Das KG Berlin (Urt. v. 18.07.2006 - Az.: 5 W 156/06: PDF) hat entschieden, dass die fernabsatzrechtliche Widerrufsfrist nicht wie internetweit-üblich 14 Tage beträgt, sondern vielmehr 1 Monat.
"Die Dauer der Widerrufsfrist für Fernabsatzverträge (...) beträgt zwar grundsätzlich zwei Wochen (...), abweichend davon jedoch dann einen Monat, wenn die in Textform mitzuteilende Widerrufsbelehrung erst nach Vertragsschluss mitgeteilt wird (...). Letzteres ist hier der Fall.
Das ergibt sich aus Folgendem: Die hier in Rede stehende Belehrung im Internet-Auftritt der Antragsgegnerin ist dem Verbraucher zwar schon vor Vertragsschluss zugänglich. Sie ist jedoch keine Widerrufsbelehrung
"in Textform", die dem Verbraucher "mitgeteilt" wird.
"Textform" erfordert (...) unter anderem, dass die Erklärung in einer Urkunde
oder auf andere zur dauerhaften Wiedergabe in Schriftzeichen geeignete Weise abgegeben ist. Danach ist die im Internetauftritt des Antragsgegners zu findende Widerrufsbelehrung - entgegen der Auffassung des Landgerichts - keine solche, die dem Verbraucher in "Textform" mitgeteilt wird.
Denn bei Texten, die in das Internet eingestellt, dem Empfänger aber nicht (beispielsweise per E-Mail) übermittelt worden sind, ist § 126b BGB nur gewahrt, wenn es tatsächlich zur Perpetuierung der Erklärung beim abrufenden Verbraucher (Ausdruck der Seite oder Download, d.h. Abspeicherung auf der eigenen Festplatte) kommt (...)."
Mit anderen Worten: Da es bei eBay nicht möglich ist, dem Käufer vor Abschluss des Kaufvertrages eine Mail mit der Widerrufsbelehrung zu senden, sondern erst hinterher, so soll laut dem KG Berlin bei der Online-Plattform nicht das übliche 14-tägige Widerrufsrecht, sondern die 1-Monats-Frist (§ 355 Abs.2 S.2 BGB) gelten.
Kommentar von RA Dr. Bahr:
Die aktuelle Entscheidung wird zu einer neuen, wunderschönen Abmahnwelle bei eBay-Shops führen, da kaum einer der Powerseller geschweige denn der sonstigen unternehmerisch tätigen Personen auf der Online-Plattform die nach dem KG erforderliche Widerrufsbelehrung hinsichtlich der 1-Monats-Frist hat. Das Urteil ist somit eine wunderbare ABM-Maßnahme für Massenabmahnungen, wenn denn die üblichen "Klassiker" Impressum, Markenrecht und PAngVO nichts mehr hergeben sollten.
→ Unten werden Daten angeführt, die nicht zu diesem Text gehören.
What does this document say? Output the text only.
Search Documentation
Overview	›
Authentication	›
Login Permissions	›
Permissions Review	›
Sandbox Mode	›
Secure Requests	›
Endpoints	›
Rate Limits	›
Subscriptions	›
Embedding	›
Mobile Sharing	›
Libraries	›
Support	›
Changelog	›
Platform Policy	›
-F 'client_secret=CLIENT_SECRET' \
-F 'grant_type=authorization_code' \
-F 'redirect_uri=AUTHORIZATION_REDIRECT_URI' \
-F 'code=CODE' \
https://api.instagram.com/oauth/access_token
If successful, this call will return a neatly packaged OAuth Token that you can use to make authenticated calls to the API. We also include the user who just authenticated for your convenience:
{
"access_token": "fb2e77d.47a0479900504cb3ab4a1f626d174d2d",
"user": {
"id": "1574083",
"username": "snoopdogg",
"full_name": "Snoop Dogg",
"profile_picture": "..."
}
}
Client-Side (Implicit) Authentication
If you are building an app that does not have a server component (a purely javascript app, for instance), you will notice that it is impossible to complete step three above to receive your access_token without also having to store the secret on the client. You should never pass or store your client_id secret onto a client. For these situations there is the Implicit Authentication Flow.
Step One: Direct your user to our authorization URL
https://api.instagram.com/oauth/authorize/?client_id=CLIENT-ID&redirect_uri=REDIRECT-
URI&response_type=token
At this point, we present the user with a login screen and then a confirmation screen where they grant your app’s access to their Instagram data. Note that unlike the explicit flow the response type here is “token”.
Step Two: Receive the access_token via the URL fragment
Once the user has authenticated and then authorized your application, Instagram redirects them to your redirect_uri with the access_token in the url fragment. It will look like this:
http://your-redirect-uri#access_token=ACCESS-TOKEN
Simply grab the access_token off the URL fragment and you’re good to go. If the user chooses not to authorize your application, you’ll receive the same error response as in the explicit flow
Die Rechtsprechung zum Fernabsatzrecht nimmt immer buntere Formen an. Von Rechtssicherheit kann schon lange keine Rede mehr sein. Selbst derjenige, der den amtlichen Vordruck nach der BGB-InfoVO benutzt, verhält sich wettbewerbswidrig, wie vor kurzem das LG Halle (Urt. v. 13.05. 2005 - Az.: 1 S 28/05) entschied.
Mit der detailierten Gesetzessystematik und der umfangreichen Rechtsprechung ist es exakt zu dem Umstand gekommen, der eigentlich gerade vermieden werden sollte: Niemand kann mehr mit der erforderlichen Gewißheit sagen, wie genau bestimmte Formulierungen in einem Online-Shop auszusehen haben, damit sie bundesweit vor den Gerichten Bestand haben.